By applying these insights to groups of globular clusters in the Milky Way, they could determine how many stars these progenitor galaxies contained, and also when they merged into the Milky Way.
Dr Kruijssen said: “The main challenge of connecting the properties of globular clusters to the merger history of their host galaxy has always been that galaxy assembly is an extremely messy process, during which the orbits of the globular clusters are completely reshuffled.”
The research, published in Monthly Notices of the Royal Astronomical Society, also revealed a previously unknown collision between the Milky Way and an enigmatic galaxy, which the scientists named Kraken.

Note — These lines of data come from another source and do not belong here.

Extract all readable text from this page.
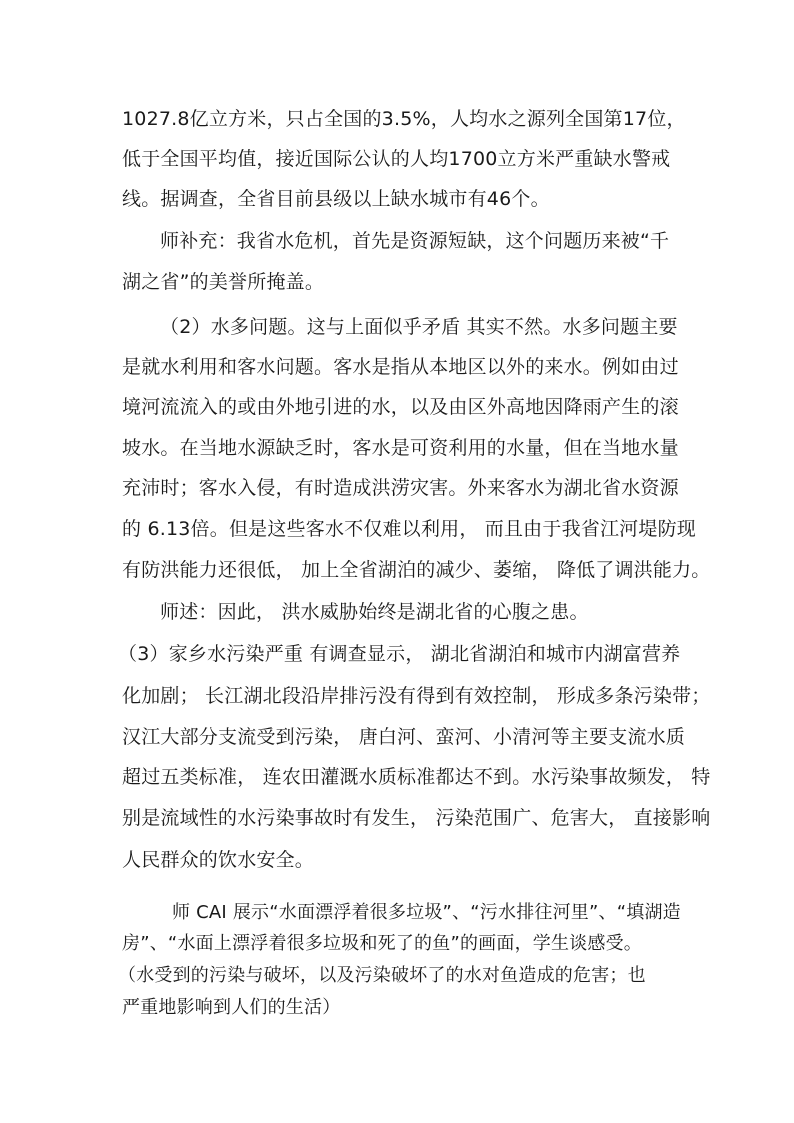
1027.8亿立方米，只占全国的3.5%，人均水之源列全国第17位，
低于全国平均值，接近国际公认的人均1700立方米严重缺水警戒
线。据调查，全省目前县级以上缺水城市有46个。
师补充：我省水危机，首先是资源短缺，这个问题历来被“千
湖之省”的美誉所掩盖。
（2）水多问题。这与上面似乎矛盾 其实不然。水多问题主要
是就水利用和客水问题。客水是指从本地区以外的来水。例如由过
境河流流入的或由外地引进的水，以及由区外高地因降雨产生的滚
坡水。在当地水源缺乏时，客水是可资利用的水量，但在当地水量
充沛时；客水入侵，有时造成洪涝灾害。外来客水为湖北省水资源
的 6.13倍。但是这些客水不仅难以利用， 而且由于我省江河堤防现
有防洪能力还很低， 加上全省湖泊的减少、萎缩， 降低了调洪能力。
师述：因此， 洪水威胁始终是湖北省的心腹之患。
（3）家乡水污染严重 有调查显示， 湖北省湖泊和城市内湖富营养
化加剧； 长江湖北段沿岸排污没有得到有效控制， 形成多条污染带；
汉江大部分支流受到污染， 唐白河、蛮河、小清河等主要支流水质
超过五类标准， 连农田灌溉水质标准都达不到。水污染事故频发， 特
别是流域性的水污染事故时有发生， 污染范围广、危害大， 直接影响
人民群众的饮水安全。
师 CAI 展示“水面漂浮着很多垃圾”、“污水排往河里”、“填湖造
房”、“水面上漂浮着很多垃圾和死了的鱼”的画面，学生谈感受。
（水受到的污染与破坏，以及污染破坏了的水对鱼造成的危害；也
严重地影响到人们的生活）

Dr Kruijssen added: “The collision with Kraken must have been the most significant merger the Milky Way ever experienced.
“Before, it was thought that a collision with the Gaia-Enceladus-Sausage galaxy, which took place some nine billion years ago, was the biggest collision event.
“However, the merger with Kraken took place 11 billion years ago, when the Milky Way was four times less massive.
“As a result, the collision with Kraken must have truly transformed what the Milky Way looked like at the time.”
Taken together, the findings allowed the team of researchers to reconstruct the first complete merger tree of the Milky Way.
Over the course of its history, the Milky Way cannibalised about five galaxies with more than 100 million stars, and around 15 with at least 10 million stars.
The most massive progenitor galaxies collided with the Milky Way between six and 11 billion years ago, researchers say.